12.04.2016 - Di certo ci scrutano, apparentemente indifferenti alla nostra guerra. È una faccenda che sembra non le riguardi. Però quando gli italiani tirano sul forte, sopra di noi, non si fanno vedere. L’aria vibra, trema e i boati rimbombano nello stomaco. Di certo per loro sono suoni insopportabili, rumori incomprensibili.
Giorni fa sono passate basse, sopra i roccioni.
Stavo con Hans, all’osservatorio N. 17. Fumavo una sigaretta, dopo tanta nebbia e umidità mi stavo godendo un po’ di sole caldo. Lui invece controllava la valle col binocolo, teneva d’occhio i «Katzelmacher», gli italiani, annidati tra le vecchie case di Piazza, a vedere che a qualcuno di quelle teste calde non venisse in mente di tentare l’impossibile. Non sarebbe stata la prima volta.
Ed ecco che lo vedo allungare la mano e prendere svelto il suo Mannlicher a canna lunga, subito in posizione di tiro. Italiani? Chiedo tirandomi su di scatto. No, no, dice lui, aquile.
Ma che fai!
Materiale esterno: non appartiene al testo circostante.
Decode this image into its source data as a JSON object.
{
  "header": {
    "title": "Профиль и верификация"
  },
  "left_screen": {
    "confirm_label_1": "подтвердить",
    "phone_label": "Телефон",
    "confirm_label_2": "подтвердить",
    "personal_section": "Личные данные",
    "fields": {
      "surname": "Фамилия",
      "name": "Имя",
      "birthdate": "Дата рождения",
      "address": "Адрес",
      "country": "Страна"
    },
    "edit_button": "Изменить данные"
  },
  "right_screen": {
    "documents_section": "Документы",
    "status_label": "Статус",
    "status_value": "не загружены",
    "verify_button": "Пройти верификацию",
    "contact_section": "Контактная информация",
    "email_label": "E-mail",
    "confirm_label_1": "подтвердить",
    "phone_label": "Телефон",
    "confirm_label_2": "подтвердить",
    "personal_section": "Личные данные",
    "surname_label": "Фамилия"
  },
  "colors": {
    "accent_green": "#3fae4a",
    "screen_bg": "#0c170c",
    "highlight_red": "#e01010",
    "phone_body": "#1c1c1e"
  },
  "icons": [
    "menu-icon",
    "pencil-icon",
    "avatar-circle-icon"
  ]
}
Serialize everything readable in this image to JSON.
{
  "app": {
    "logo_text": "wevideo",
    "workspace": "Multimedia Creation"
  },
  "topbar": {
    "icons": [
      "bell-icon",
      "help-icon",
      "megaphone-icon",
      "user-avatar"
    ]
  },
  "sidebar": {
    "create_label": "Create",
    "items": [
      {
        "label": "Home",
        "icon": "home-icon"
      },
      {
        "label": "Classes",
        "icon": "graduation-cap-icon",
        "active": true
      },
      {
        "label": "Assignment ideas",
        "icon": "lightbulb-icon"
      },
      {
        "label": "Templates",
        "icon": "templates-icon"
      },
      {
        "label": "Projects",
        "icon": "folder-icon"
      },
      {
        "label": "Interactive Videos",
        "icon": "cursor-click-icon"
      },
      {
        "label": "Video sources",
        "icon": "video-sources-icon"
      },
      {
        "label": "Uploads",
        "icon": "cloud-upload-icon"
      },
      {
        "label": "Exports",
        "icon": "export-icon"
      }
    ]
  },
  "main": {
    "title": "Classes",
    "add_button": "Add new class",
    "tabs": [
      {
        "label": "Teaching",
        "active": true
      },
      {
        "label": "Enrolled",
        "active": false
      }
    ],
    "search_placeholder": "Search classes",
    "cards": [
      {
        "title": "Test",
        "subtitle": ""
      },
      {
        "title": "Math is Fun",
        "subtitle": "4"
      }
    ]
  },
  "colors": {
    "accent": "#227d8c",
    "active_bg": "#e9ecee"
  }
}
Gli dico io spingendogli via il fucile, non si spara alle aquile! Lui lo sa che non si deve sparare alle aquile. Porta male, dicono che porti male, nessuno spara alle aquile. È stato zitto, non ha ribattuto e ha abbassato il mirino. Loro sono passate, maestose, come sempre.
Per rincuorarlo gli ho passato una sigaretta. Prima della guerra, a Schwaz… mi ha detto, ci sono andato a caccia di aquile. Da noi si usa, fa effetto sulle ragazze tornare con l’aquila uccisa, appesa allo zaino.
Non mi piace questa cosa, ma non gliel’ho detto, ho fatto finta di non sentire e ho continuato a seguire il volo. Sono scese veloci sopra Serrada poi hanno fatto una virata larga e hanno preso a salire, sempre più in alto, a giri ampi e regolari. Arrivate in quota hanno puntato decise verso il Pasubio. Poi le ho perse di vista.
È stato allora che sono sbucati i due Caproni. Sono arrivati da dietro lo Zugna, riempendo la valle del loro rombo cupo. Abbiamo puntato i binocoli.
Non ci fanno paura. Non si abbassano sopra di noi, non ci mitragliano. Stanno in alto, scattano foto, ci controllano. Siamo noi piuttosto che cerchiamo di tirarli giù.
Ho visto chiaramente gli sbuffi del cannoncino del Finonchio, entrato subito in azione, e subito dopo ho sentito i colpi del cannoncino di Serrada.
Diversi colpi, in successione. Inutile, non li beccano mai. I proiettili sono esplosi attorno, bassi, troppo bassi. Li ho guardati avvicinarsi. Quelli sì che li tirerei giù volentieri. Ho puntato il mio fucile, ho preso la mira e… con la bocca ho fatto pum! pum!
Hans si è messo a ridere. E mi ha dato una manata, mi ha fatto volare il cappello oltre la trincea… il cacciatore di aquile!